India’s Own Volatility Index: NIFTY 50 VIX

What is volatility?

Volatility is the rate at which the price of a certain security moves. A security with high volatility has greater price fluctuations compared to a security with low volatility. The faster a price changes up and down, the more volatile it is. As such, volatility is often used as a measure of risk.

Basically, a stock is said to be more volatile if it has a larger difference in price change compared to a stock whose price change is not that great.

Volatility can be derived by looking at changes in the share price over the past 30 days and calculating the standard deviation of the percentage changes in the particular share price.

Volatility Index (VIX)

A volatility index is an index that measures the expected fluctuations in the price of a stock. The index is commonly known as the VIX or fear index, as a high VIX determines more volatility in the market and therefore more fluctuation in stock prices.

In the United States, before the financial crisis, the highest point the VIX touched was 38 in August 2008. At the end of October of the same year, the value of the VIX soared through the roof and touched a staggering 89.53, which which raised concerns about the onset of a global financial meltdown.

India launched its own NSE VIX in 2008 based on the Nifty 50 Option benchmark prices. Determine the fluctuation of Nifty 50 stock prices over the next 30 days. “India VIX is a simple but useful tool for determining overall market volatility.

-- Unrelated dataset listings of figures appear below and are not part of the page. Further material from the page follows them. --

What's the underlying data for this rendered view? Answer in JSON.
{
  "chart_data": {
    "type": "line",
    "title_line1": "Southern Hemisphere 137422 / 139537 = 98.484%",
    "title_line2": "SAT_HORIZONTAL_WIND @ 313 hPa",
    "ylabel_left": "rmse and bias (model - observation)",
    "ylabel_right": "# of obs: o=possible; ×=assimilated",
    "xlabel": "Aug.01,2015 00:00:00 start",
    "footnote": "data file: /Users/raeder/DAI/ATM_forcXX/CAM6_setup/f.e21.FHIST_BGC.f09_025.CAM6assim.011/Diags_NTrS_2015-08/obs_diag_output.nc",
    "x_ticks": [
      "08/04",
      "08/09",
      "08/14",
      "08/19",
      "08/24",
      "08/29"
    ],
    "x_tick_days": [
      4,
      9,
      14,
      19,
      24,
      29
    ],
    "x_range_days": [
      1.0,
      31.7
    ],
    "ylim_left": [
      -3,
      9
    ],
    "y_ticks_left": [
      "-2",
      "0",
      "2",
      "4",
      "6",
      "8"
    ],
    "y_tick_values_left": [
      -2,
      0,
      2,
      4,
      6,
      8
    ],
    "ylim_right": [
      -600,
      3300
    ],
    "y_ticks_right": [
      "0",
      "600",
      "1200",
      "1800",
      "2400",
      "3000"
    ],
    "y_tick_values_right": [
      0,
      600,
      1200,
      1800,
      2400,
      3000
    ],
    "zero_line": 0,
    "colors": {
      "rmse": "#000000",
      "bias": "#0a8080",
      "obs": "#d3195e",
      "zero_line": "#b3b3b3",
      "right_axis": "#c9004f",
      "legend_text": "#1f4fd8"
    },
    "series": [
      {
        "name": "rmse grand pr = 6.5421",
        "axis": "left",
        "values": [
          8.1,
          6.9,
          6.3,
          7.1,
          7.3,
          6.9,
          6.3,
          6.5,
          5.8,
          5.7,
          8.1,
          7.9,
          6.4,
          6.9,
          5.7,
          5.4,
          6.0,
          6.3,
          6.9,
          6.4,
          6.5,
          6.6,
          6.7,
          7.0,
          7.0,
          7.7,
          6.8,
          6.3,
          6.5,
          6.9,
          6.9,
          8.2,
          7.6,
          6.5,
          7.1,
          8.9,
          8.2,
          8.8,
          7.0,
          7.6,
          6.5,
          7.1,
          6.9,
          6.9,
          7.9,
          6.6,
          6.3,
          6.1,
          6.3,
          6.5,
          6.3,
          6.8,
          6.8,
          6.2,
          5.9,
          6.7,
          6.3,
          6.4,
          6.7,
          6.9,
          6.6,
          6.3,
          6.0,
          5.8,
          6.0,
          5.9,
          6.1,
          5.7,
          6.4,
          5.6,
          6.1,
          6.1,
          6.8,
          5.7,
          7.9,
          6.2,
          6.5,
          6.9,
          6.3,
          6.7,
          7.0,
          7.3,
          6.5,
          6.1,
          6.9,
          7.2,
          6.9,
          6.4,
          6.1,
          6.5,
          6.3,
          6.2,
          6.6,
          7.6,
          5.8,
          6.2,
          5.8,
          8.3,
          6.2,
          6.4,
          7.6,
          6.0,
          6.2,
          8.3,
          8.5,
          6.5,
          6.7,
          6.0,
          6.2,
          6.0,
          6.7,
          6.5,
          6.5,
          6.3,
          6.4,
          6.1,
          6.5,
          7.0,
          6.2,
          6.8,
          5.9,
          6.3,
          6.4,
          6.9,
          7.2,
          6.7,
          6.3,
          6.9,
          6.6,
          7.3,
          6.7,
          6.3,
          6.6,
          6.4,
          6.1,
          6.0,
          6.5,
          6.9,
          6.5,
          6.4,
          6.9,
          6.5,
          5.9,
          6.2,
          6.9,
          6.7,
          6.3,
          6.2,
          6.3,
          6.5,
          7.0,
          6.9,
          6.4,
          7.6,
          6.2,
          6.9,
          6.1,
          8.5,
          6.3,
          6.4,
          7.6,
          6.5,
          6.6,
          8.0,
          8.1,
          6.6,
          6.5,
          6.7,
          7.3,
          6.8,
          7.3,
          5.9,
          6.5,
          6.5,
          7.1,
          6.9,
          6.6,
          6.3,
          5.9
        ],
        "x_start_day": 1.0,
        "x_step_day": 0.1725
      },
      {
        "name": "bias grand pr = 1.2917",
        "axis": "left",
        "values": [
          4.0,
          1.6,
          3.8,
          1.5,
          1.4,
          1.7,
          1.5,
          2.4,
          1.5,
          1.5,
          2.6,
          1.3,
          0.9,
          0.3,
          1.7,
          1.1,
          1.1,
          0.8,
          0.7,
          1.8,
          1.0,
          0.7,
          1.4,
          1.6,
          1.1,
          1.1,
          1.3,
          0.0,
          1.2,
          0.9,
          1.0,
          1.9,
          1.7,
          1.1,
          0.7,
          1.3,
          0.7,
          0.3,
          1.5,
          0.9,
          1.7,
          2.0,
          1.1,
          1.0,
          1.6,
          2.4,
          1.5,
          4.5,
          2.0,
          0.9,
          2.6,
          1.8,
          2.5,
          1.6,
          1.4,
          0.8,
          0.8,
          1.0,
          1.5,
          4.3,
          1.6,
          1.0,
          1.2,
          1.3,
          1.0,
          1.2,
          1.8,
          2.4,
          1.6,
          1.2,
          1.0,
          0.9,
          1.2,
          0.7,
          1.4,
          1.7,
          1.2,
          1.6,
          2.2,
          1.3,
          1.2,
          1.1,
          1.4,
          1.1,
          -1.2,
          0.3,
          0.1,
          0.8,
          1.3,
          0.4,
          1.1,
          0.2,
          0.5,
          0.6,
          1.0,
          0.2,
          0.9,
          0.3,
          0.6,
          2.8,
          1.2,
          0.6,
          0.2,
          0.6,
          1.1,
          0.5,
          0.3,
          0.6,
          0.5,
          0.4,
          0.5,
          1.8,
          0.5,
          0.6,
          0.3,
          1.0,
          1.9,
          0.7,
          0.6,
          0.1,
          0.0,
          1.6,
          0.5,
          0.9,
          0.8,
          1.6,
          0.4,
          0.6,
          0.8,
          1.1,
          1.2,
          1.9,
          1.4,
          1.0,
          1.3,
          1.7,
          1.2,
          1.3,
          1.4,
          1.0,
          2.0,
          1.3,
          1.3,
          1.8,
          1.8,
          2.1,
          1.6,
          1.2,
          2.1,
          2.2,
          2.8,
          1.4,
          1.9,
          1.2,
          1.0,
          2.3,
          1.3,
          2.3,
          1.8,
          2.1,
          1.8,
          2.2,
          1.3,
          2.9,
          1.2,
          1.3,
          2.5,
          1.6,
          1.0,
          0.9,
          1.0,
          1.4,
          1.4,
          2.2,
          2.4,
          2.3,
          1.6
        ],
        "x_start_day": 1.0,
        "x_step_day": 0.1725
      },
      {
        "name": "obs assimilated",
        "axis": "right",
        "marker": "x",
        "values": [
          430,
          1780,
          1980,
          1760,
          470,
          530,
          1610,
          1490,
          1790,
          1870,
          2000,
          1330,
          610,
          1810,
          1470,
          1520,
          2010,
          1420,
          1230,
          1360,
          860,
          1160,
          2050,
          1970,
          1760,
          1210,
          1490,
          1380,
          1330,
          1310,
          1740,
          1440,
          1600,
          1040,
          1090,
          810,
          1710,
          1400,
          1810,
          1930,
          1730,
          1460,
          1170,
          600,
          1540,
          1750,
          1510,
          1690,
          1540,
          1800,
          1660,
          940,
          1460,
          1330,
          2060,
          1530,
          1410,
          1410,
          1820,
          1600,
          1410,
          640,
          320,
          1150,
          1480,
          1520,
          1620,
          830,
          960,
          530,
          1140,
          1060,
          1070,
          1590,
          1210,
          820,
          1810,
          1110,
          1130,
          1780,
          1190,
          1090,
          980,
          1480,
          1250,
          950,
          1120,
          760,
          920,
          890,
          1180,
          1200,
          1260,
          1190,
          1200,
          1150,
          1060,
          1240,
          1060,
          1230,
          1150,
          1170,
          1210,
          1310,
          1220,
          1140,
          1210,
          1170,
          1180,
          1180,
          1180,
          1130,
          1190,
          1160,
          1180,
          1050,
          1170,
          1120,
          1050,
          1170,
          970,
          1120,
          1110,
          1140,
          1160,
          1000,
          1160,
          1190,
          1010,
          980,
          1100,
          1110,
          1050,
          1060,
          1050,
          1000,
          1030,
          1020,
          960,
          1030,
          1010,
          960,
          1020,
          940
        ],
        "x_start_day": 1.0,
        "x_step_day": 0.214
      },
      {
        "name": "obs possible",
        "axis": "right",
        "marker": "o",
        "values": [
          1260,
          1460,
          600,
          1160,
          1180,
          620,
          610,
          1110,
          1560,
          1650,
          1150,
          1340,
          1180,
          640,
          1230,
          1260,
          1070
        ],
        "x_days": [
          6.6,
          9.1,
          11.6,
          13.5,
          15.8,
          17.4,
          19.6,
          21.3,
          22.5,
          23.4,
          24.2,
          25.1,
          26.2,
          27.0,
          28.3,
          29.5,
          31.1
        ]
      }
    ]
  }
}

The index captures the implied volatility implied in option prices. Not only is the volatility index used as an indicator of implied market volatility, but also of various tradable products, such as futures and options contracts are available in the volatility index internationally, “said the NSE website.

The peak ever recorded in the NIFTY VIX was 85 in April 2008 and the lowest recorded was 16.7 in March 2010. The lowest record ever recorded in the NSE VIX denotes the low volatility in the market where investors they can assume low fluctuation.